What is fibrinoid necrosis and what is it characteristic of?

It is necrosis of a BLOOD VESSEL WALL and is characteristic of malignant HTN and VASCULITIS

Necrotic damage to the blood vessel wall causes proteins (even fibrin) to leak out into the interior vessel wall. These leaked proteins are seen as bright pink staining of the wall microscopically


What is apoptosis?

It is an energy dependent (ATP) genetically programmed cell death of one or a few small groups of cells. Ex are:

Endometrial shedding during menstruation
Removal of cells during embryogenesis
CD8+ killing of infected cells (usu infected by a virus)


What is the process of apoptosis? What happens to the nucleus?

The dying cell shrinks, so the cytoplasm becomes way more concentrated or eosinophilic (basically a deeper pink color).

The nucleus condenses and fragments in an organized manner

Then the cell begins to fragment and "apoptotic bodies" fall away and are eaten by macrophages. NOT NEUTROPHILS, THEREFORE THERE IS NO ACUTE INFLAMMATION FOLLOWING APOPTOSIS


What enzyme mediates apoptosis? What do they activate and how are they activated?


Activate proteases (break down cytoskeleton) and endonucleases (break down DNA)

Activated in multiple pathways:
1. Intrinsic Mitochondrial Pathway where Bcl2 is inactivated.

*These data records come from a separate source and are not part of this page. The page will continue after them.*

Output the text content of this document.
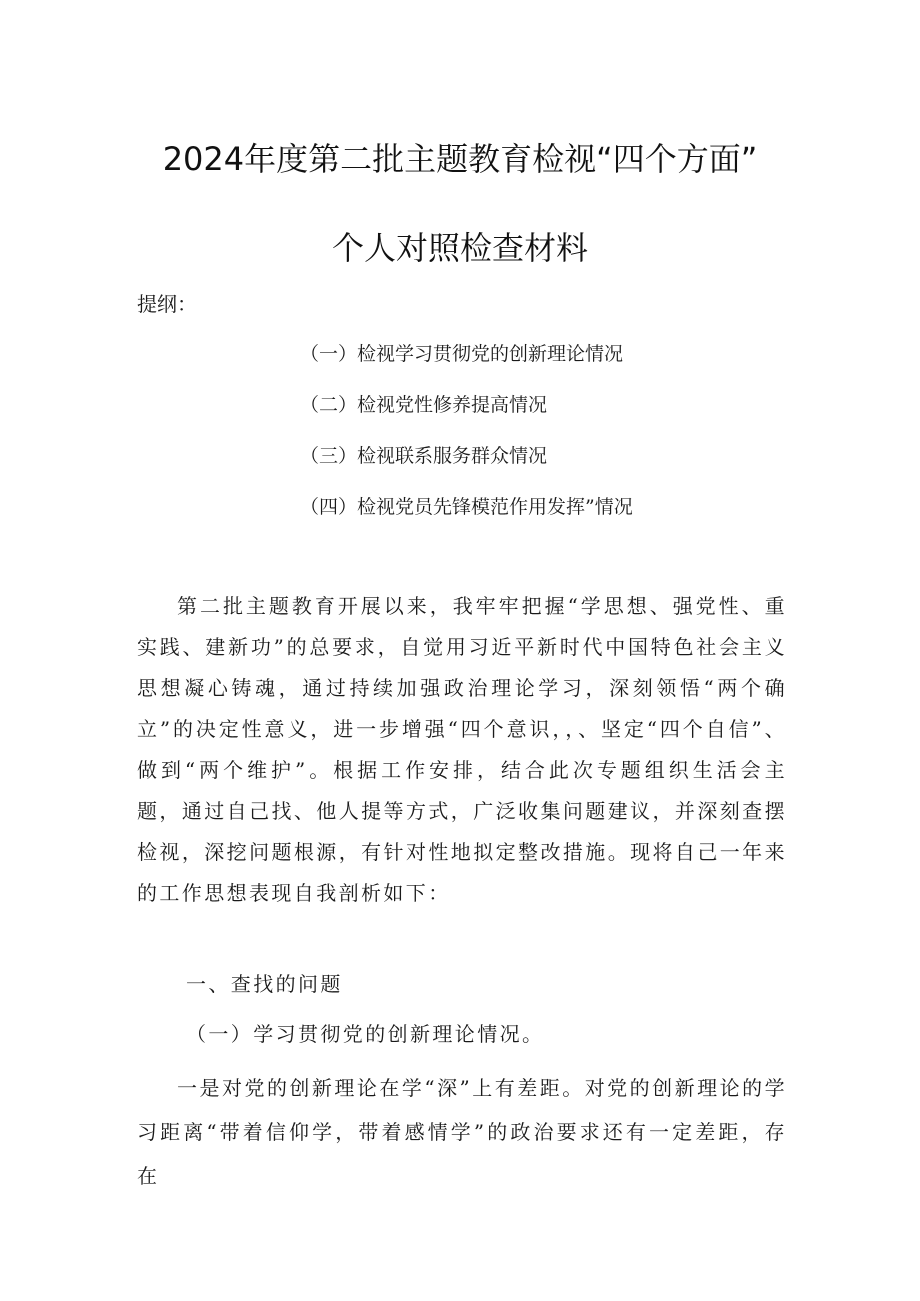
2024年度第二批主题教育检视“四个方面”
个人对照检查材料
提纲：
（一）检视学习贯彻党的创新理论情况
（二）检视党性修养提高情况
（三）检视联系服务群众情况
（四）检视党员先锋模范作用发挥”情况

第二批主题教育开展以来，我牢牢把握“学思想、强党性、重实践、建新功”的总要求，自觉用习近平新时代中国特色社会主义思想凝心铸魂，通过持续加强政治理论学习，深刻领悟“两个确立”的决定性意义，进一步增强“四个意识，，、坚定“四个自信”、做到“两个维护”。根据工作安排，结合此次专题组织生活会主题，通过自己找、他人提等方式，广泛收集问题建议，并深刻查摆检视，深挖问题根源，有针对性地拟定整改措施。现将自己一年来的工作思想表现自我剖析如下：

一、查找的问题
（一）学习贯彻党的创新理论情况。

一是对党的创新理论在学“深”上有差距。对党的创新理论的学习距离“带着信仰学，带着感情学”的政治要求还有一定差距，存在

Inactivation leads to Cyto C leaking out of mitochondria into cytosol and activating caspases.

Bcl2 is a proto-oncogene that is implicated in B Cell Lymphoma (BCL). It competes with apoptotic proteins ie Bax which is a pro-apoptotic protein activated by p53 when it senses cell damage. When activated it combines with Bak which releases Cyto C.

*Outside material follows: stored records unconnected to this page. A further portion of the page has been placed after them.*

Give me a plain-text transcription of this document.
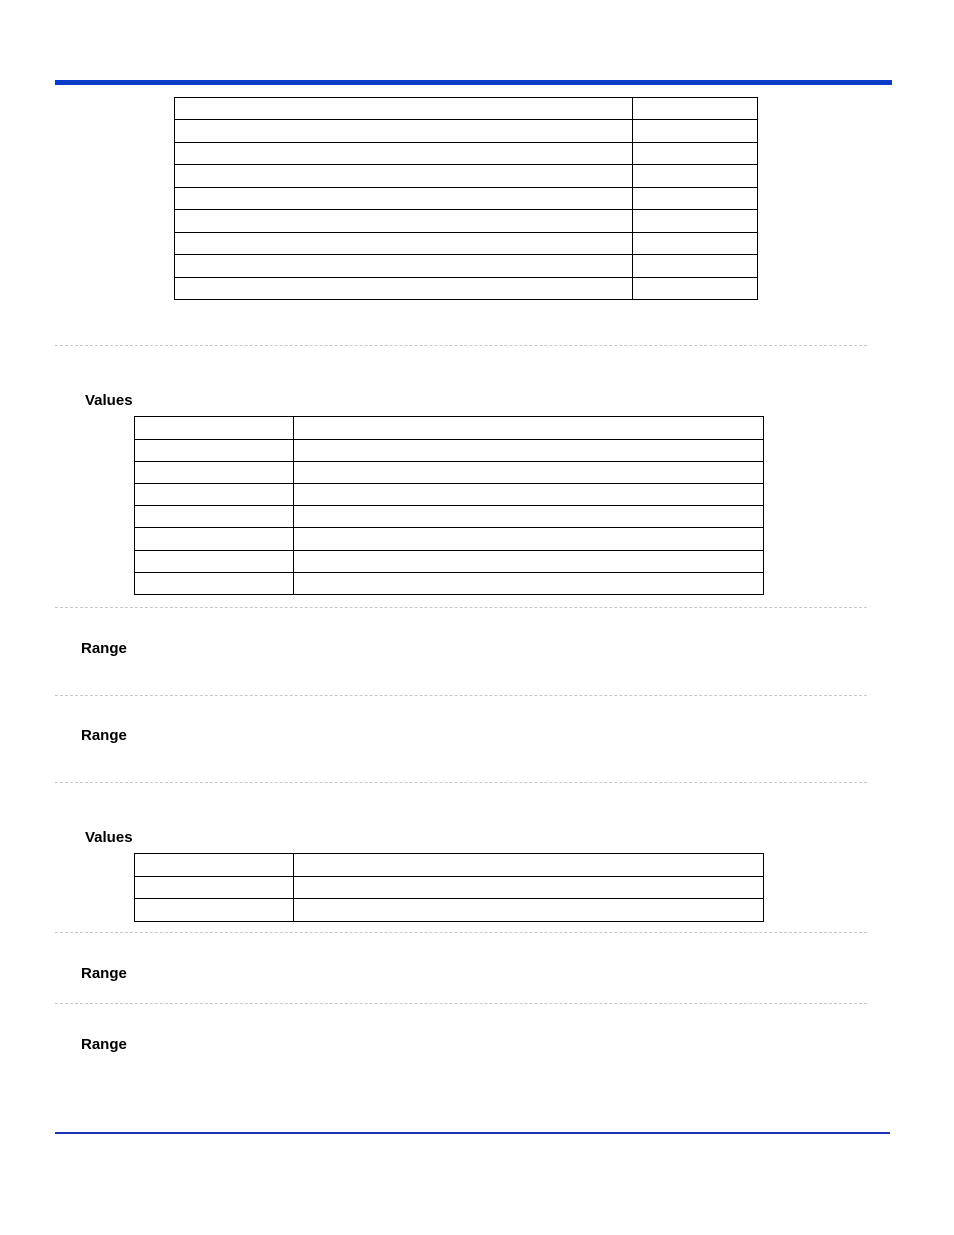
Values

Range
Range
Values

Range
Range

Cyto C then activates Apaf-1 which activates caspases. Bcl2 can also bind Apaf-1, blocking it from activating cytosolic caspases.

So in cancer formation, its the Bcl2 that doesn't let Cyto C out so that the cell cannot undergo apoptosis but instead stays around multiplying itself...--->cancer. Excessive Bcl2 formation seen in follicular lymphoma

2. Extrinsic receptor ligand pathwy
Fas/FasLigand...Fas ligand binds FAS death receptor (CD95) on the target cell. This binding activates caspases. This exact thing happens in Neg selection of thymocytes in the Thymus.

3. Cytotoxic CD8+ pthwy
CD8+ secrete performs that punch holes into the target cell. Granzyme enter the holes and activate caspases.